Department of Neuro-Oncology and Department of Radiation Oncology, The University of Texas MD Anderson Cancer Center, Houston, Texas, USA.
Neuro-Oncology Branch, University of Texas Health Science Center, Houston, Texas, USA.
Neuro Oncol. 2021 Jul 1;23(7):1125-1138. doi: 10.1093/neuonc/noab011.
Results of NRG Oncology RTOG 0825 reported adding bevacizumab to standard chemoradiation did not significantly improve survival endpoints and resulted in greater decline in neurocognitive function (NCF) and patient-reported outcomes (PRO) over time in bevacizumab-treated patients. The present report provides additional results of patient-centered outcomes over time and their prognostic association with survival endpoints.

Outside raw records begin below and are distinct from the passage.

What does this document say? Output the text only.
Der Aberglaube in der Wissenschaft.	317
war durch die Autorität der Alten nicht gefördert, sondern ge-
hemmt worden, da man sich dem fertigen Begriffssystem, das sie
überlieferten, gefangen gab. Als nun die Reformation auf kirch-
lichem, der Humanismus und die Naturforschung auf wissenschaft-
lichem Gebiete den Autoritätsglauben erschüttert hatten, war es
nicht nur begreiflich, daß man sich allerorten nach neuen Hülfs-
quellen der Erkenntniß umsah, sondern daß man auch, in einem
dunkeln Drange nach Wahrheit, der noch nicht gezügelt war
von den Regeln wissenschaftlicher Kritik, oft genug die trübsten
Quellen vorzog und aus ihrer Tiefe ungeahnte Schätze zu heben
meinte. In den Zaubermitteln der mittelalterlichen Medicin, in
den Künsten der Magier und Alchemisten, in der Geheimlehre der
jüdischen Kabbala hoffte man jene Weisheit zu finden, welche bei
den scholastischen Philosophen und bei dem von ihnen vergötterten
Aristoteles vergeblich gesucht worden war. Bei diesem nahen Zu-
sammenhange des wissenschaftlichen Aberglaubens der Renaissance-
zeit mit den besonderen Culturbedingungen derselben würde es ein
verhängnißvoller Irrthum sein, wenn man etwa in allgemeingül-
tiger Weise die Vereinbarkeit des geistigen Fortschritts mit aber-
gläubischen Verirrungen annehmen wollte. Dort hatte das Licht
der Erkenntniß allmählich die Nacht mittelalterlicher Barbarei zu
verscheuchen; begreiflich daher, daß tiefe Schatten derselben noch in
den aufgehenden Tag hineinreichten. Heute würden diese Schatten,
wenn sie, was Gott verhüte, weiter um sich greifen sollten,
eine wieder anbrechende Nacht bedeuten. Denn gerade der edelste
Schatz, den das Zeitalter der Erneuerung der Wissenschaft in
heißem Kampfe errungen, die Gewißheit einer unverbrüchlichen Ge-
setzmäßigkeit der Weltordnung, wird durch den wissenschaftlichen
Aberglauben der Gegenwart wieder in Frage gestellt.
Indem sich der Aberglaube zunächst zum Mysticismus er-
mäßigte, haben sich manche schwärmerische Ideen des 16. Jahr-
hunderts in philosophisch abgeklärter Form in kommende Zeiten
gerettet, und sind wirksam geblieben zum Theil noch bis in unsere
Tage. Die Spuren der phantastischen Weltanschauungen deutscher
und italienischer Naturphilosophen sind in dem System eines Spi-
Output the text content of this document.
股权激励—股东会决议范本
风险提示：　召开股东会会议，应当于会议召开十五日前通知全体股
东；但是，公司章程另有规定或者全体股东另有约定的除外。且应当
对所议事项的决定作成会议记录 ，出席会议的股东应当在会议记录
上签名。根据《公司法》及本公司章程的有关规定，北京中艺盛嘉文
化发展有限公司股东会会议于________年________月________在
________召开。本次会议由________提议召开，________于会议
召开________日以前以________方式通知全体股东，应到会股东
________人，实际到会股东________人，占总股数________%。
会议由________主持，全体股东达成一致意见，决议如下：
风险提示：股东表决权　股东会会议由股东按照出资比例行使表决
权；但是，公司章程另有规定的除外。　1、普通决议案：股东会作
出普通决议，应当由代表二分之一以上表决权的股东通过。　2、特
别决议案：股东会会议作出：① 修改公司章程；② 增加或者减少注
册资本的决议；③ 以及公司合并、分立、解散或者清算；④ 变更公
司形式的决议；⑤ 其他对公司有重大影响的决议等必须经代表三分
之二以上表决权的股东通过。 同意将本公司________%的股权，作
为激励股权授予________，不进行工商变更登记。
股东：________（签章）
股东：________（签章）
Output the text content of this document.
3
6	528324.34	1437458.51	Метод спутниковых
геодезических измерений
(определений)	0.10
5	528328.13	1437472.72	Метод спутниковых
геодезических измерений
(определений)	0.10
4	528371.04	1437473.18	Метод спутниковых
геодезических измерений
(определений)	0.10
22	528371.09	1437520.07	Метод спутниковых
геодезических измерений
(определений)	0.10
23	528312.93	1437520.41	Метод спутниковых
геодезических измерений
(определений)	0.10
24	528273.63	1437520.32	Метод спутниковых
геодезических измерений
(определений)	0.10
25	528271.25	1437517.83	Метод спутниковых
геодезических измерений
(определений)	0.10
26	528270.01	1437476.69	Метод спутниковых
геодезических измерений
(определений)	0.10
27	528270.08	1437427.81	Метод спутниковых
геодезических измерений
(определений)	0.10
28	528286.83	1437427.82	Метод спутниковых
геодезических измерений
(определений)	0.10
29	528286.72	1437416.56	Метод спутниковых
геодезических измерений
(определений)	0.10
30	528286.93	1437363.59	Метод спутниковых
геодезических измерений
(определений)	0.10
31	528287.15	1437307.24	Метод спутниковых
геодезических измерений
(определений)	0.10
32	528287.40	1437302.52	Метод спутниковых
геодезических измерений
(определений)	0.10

NCF tests, MD Anderson Symptom Inventory - Brain Tumor Module (MDASI-BT), and European Organization for Research and Treatment of Cancer (EORTC) quality of life (QOL) questionnaire with brain cancer module (QLQ-C30/BN20) were completed in a subset of progression-free patients at baseline and longitudinally. The prognostic value of baseline and early changes in NCF and PROs and differences between treatments from baseline to follow-up assessments were evaluated.
A total of 508 randomized patients participated. Baseline/early changes in NCF and PROs were prognostic for OS and PFS. No between-arm differences in time to deterioration were found. At week 6, patients treated with bevacizumab evidenced greater improvement on NCF tests of executive function and the MDASI-BT Cognitive Function scale, but simultaneously reported greater decline on the EORTC Cognitive Function Scale. At later time points (weeks 22, 34, and 46), patients treated with bevacizumab had greater worsening on NCF tests as well as PRO measures of cognitive, communication, social function, motor symptoms, general symptoms, and interference.
The collection of patient-centered clinical outcome assessments in this phase III trial revealed greater deterioration in NCF, symptoms, and QOL in patients treated with bevacizumab. Baseline and early change in NCF and PROs were prognostic for survival endpoints.
NRG 肿瘤学 RTOG 0825 的结果表明,在标准放化疗中加入贝伐珠单抗并没有显著改善生存终点,反而导致贝伐珠单抗治疗患者的神经认知功能(NCF)和患者报告的结果(PRO)随时间推移而下降。本报告提供了随时间推移的患者为中心的结果的其他结果及其与生存终点的预后关联。
在无进展患者的亚组中,在基线和纵向完成了 NCF 测试、MD 安德森症状清单-脑肿瘤模块(MDASI-BT)以及欧洲癌症研究与治疗组织(EORTC)脑癌模块的生活质量(QLQ-C30/BN20)问卷。评估了 NCF 和 PRO 的基线和早期变化以及治疗之间从基线到随访评估的差异的预后价值。
共有 508 名随机患者参与。NCF 和 PRO 的基线/早期变化与 OS 和 PFS 相关。未发现臂间恶化时间的差异。在第 6 周,接受贝伐珠单抗治疗的患者在 NCF 执行功能测试和 MDASI-BT 认知功能量表上的认知功能改善更大,但同时报告 EORTC 认知功能量表的下降更大。在以后的时间点(第 22、34 和 46 周),接受贝伐珠单抗治疗的患者在 NCF 测试以及认知、沟通、社会功能、运动症状、一般症状和干扰的 PRO 测量方面的恶化程度更大。
在这项 III 期试验中,患者为中心的临床结果评估的收集显示,接受贝伐珠单抗治疗的患者的 NCF、症状和生活质量恶化程度更大。NCF 和 PRO 的基线和早期变化与生存终点相关。